I’m grinding for runes against a nice clump of low-level enemies? The second I kill them, a massive bear teleports in front of me and just slaps me upside the head to death.
I find a message on the ground that says “be wary of up.” That gives me just enough warning to look up and see the sky eclipsed by a giant troll as he proceeds to smash me into the ground.
Even though these deaths set me back in a few superficial ways—I lose my runes and have to restart at the last checkpoint I rested at—I can’t help but laugh. Physical comedy is one of the most enduring comedic forms across history, one that transcends language itself. You can watch a Looney Tunes cartoon right now and it will still pack the same punch as it did when it was first released. When I was riding through the woods on my horse in Elden Ring and not one, not two, but three packs of wolves fell from the sky and pounced on me, I felt like Wile E. Coyote.
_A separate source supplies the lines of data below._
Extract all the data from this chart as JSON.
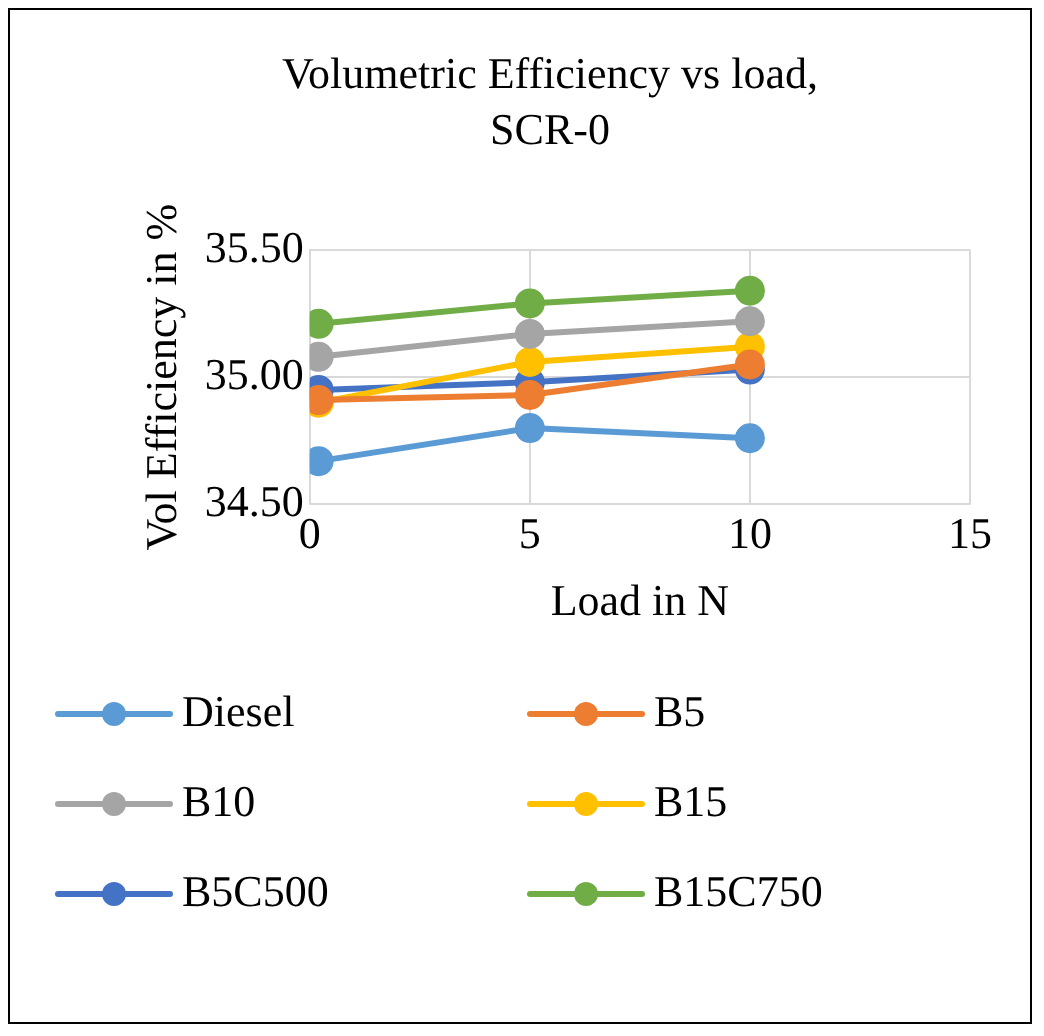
{
  "chart_data": {
    "type": "line",
    "title": "Volumetric Efficiency vs load, SCR-0",
    "xlabel": "Load in N",
    "ylabel": "Vol Efficiency in %",
    "x": [
      0.2,
      5,
      10
    ],
    "xlim": [
      0,
      15
    ],
    "xticks": [
      0,
      5,
      10,
      15
    ],
    "ylim": [
      34.5,
      35.5
    ],
    "yticks": [
      {
        "value": 34.5,
        "label": "34.50"
      },
      {
        "value": 35,
        "label": "35.00"
      },
      {
        "value": 35.5,
        "label": "35.50"
      }
    ],
    "series": [
      {
        "name": "Diesel",
        "color": "#5b9bd5",
        "values": [
          34.67,
          34.8,
          34.76
        ]
      },
      {
        "name": "B5",
        "color": "#ed7d31",
        "values": [
          34.91,
          34.93,
          35.05
        ]
      },
      {
        "name": "B10",
        "color": "#a5a5a5",
        "values": [
          35.08,
          35.17,
          35.22
        ]
      },
      {
        "name": "B15",
        "color": "#ffc000",
        "values": [
          34.9,
          35.06,
          35.12
        ]
      },
      {
        "name": "B5C500",
        "color": "#4472c4",
        "values": [
          34.95,
          34.98,
          35.03
        ]
      },
      {
        "name": "B15C750",
        "color": "#70ad47",
        "values": [
          35.21,
          35.29,
          35.34
        ]
      }
    ],
    "grid": true,
    "legend": "bottom",
    "marker": "circle",
    "line_style": "solid"
  }
}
It’s not just funny to experience these deaths. Watching them happen to other people is just as hilarious. The way my friend Alex Perry climbs this ladder for what feels like an hour only to be immediately murderized has not yet stopped making me laugh.
Because everything in Elden Ring has the potential to righteously kick your ass, the potential for physical comedy is just endless. The way that encounters can go from mostly okay to really not okay in a blink of an eye is an opportunity for comedy, and one the game embraces. Some of the funniest deaths in my game have occurred when I thought I was okay, only to get stabbed to death by someone that the developers hid just outside of view. It’s the fact that these deaths are unfair that makes them funny. The Lands Between are so inhospitable to you, it goes out of its way to hurt you. There is little difference between these interactions between game and player and, say, Johnny Knoxville building a giant hand to coldcock his friend with high fives.
Every time I play Elden Ring, I know I have the potential to walk into that giant hand. When it happens, I’ll be laughing.